Prepares students to design and implement studies of cancer epidemiology in the U.S. and globally. After gaining an understanding of the statistics used to measure cancer incidence and prevalence, students will explore risk factors for various cancers in order to learn relevant factors for oncogenesis, focusing on vulnerable populations.
Epidemiology is the study of disease distribution and determinants in populations; we will define populations and estimate the distribution of health-related conditions and their determinants. Pre/co-requisites: College-level Mathematics course; Bachelor's degree.
Biostatistics I (Applied Research Methods in Public Health) includes biostatistics, research designs, and qualitative approaches, and includes emphasis on evaluating research articles in public health. Pre/co-requisites: College-level Mathematics course; Bachelor's degree.
Explores major areas of environmental public health (EPH), including environmental hazards, exposures, and related health outcomes, including emerging topics in environmental public health.
This course addresses the behavioral, social and cultural factors related to individual and population health, and health disparities over the life course.
Exposure to advanced epidemiological concepts, such as effect modifications and modeling using multiple variables, related to establishing causal relationships from observational data. Prerequisites: PH 6020, PH 6030.
Students explore public health within the context of natural and human-made environments, and examine methods of practice and emerging environmental health topics. Prerequisite: PH 6040.
Public health law examines the government's authority, at various jurisdictional levels, to improve the health of the general population within societal limits and norms. Prerequisite: Bachelor's degree.
Uses an epidemiological lens to examine the major social variables that affect the health of a population. Close analysis of how our social structures impact health disparities, examines theories and empirical data to examine how gaps in our social structures lead to health disparities and inequalities.

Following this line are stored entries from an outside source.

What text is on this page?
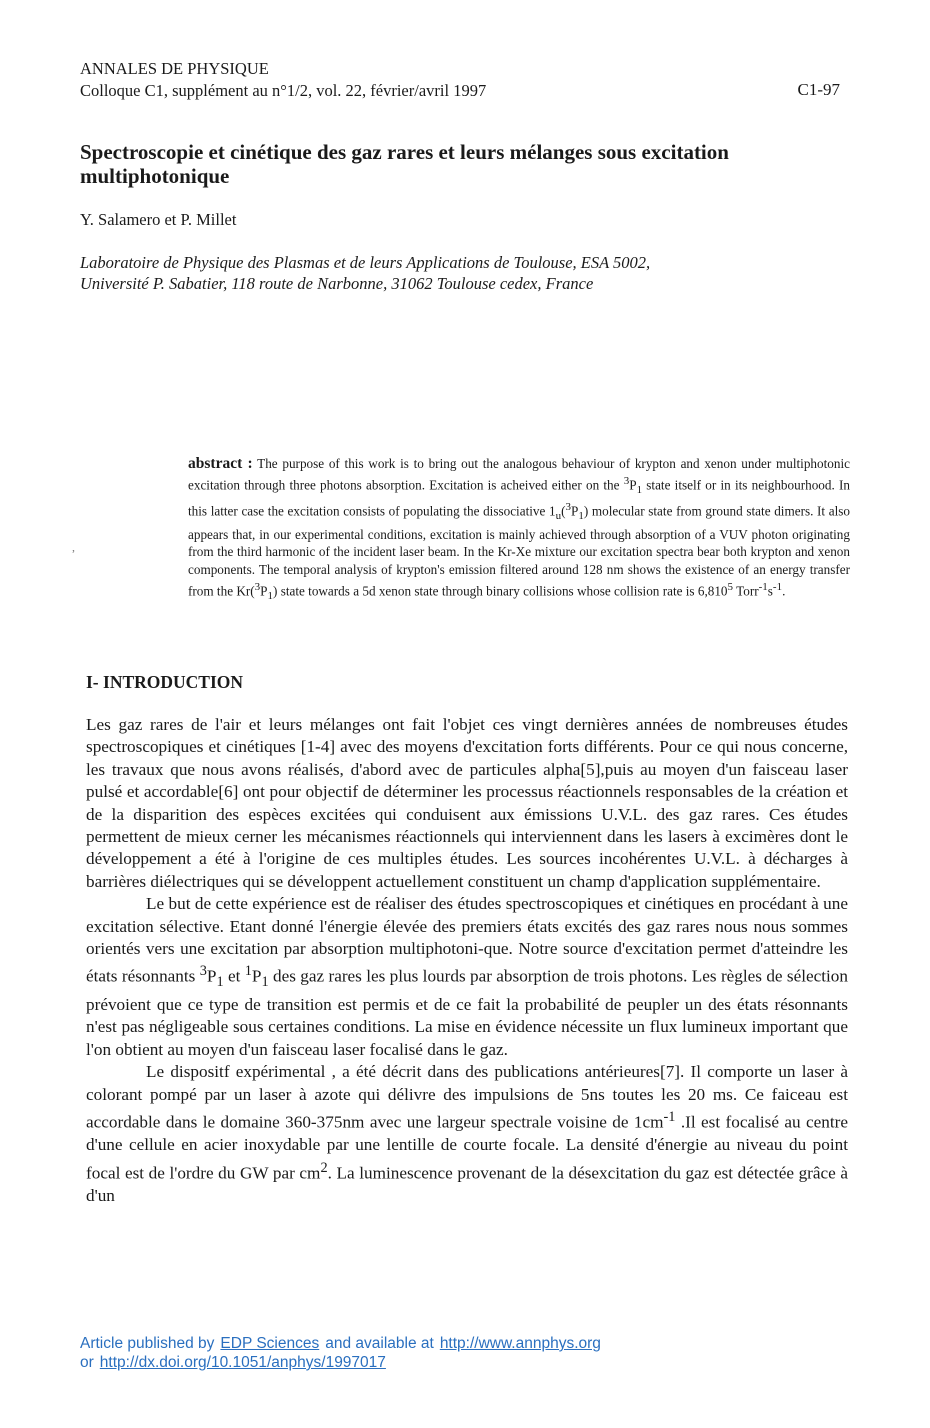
ANNALES DE PHYSIQUE
Colloque C1, supplément au n°1/2, vol. 22, février/avril 1997	C1-97
Spectroscopie et cinétique des gaz rares et leurs mélanges sous excitation multiphotonique
Y. Salamero et P. Millet
Laboratoire de Physique des Plasmas et de leurs Applications de Toulouse, ESA 5002,
Université P. Sabatier, 118 route de Narbonne, 31062 Toulouse cedex, France
,
abstract : The purpose of this work is to bring out the analogous behaviour of krypton and xenon under multiphotonic excitation through three photons absorption. Excitation is acheived either on the $^3P_1$ state itself or in its neighbourhood. In this latter case the excitation consists of populating the dissociative $1_u(^3P_1)$ molecular state from ground state dimers. It also appears that, in our experimental conditions, excitation is mainly achieved through absorption of a VUV photon originating from the third harmonic of the incident laser beam. In the Kr-Xe mixture our excitation spectra bear both krypton and xenon components. The temporal analysis of krypton's emission filtered around 128 nm shows the existence of an energy transfer from the $Kr(^3P_1)$ state towards a 5d xenon state through binary collisions whose collision rate is 6,810$^5$ $Torr^{-1}s^{-1}$.
I- INTRODUCTION

Les gaz rares de l'air et leurs mélanges ont fait l'objet ces vingt dernières années de nombreuses études spectroscopiques et cinétiques [1-4] avec des moyens d'excitation forts différents. Pour ce qui nous concerne, les travaux que nous avons réalisés, d'abord avec de particules alpha[5],puis au moyen d'un faisceau laser pulsé et accordable[6] ont pour objectif de déterminer les processus réactionnels responsables de la création et de la disparition des espèces excitées qui conduisent aux émissions U.V.L. des gaz rares. Ces études permettent de mieux cerner les mécanismes réactionnels qui interviennent dans les lasers à excimères dont le développement a été à l'origine de ces multiples études. Les sources incohérentes U.V.L. à décharges à barrières diélectriques qui se développent actuellement constituent un champ d'application supplémentaire.

Le but de cette expérience est de réaliser des études spectroscopiques et cinétiques en procédant à une excitation sélective. Etant donné l'énergie élevée des premiers états excités des gaz rares nous nous sommes orientés vers une excitation par absorption multiphotoni-que. Notre source d'excitation permet d'atteindre les états résonnants $^3P_1$ et $^1P_1$ des gaz rares les plus lourds par absorption de trois photons. Les règles de sélection prévoient que ce type de transition est permis et de ce fait la probabilité de peupler un des états résonnants n'est pas négligeable sous certaines conditions. La mise en évidence nécessite un flux lumineux important que l'on obtient au moyen d'un faisceau laser focalisé dans le gaz.

Le dispositf expérimental , a été décrit dans des publications antérieures[7]. Il comporte un laser à colorant pompé par un laser à azote qui délivre des impulsions de 5ns toutes les 20 ms. Ce faiceau est accordable dans le domaine 360-375nm avec une largeur spectrale voisine de $1cm^{-1}$ .Il est focalisé au centre d'une cellule en acier inoxydable par une lentille de courte focale. La densité d'énergie au niveau du point focal est de l'ordre du GW par $cm^2$. La luminescence provenant de la désexcitation du gaz est détectée grâce à d'un

Article published by EDP Sciences and available at http://www.annphys.org
or http://dx.doi.org/10.1051/anphys/1997017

Floods, droughts, severe heatwaves, wildfires, and disruptions to the food supply are a few anticipated direct effects of climate change. Examines each of these public health challenges, and their potential to cause/significantly contribute to complex humanitarian emergencies, civil unrest, military conflict, and large-scale migration, as well as policy implications going forward.
Provides a firm grounding in what is known about mental health issues affecting global populations. Examines a wide range of issues, ranging from how mental illness is identified to innovative treatment approaches and how cultural considerations influence mental health promotion efforts.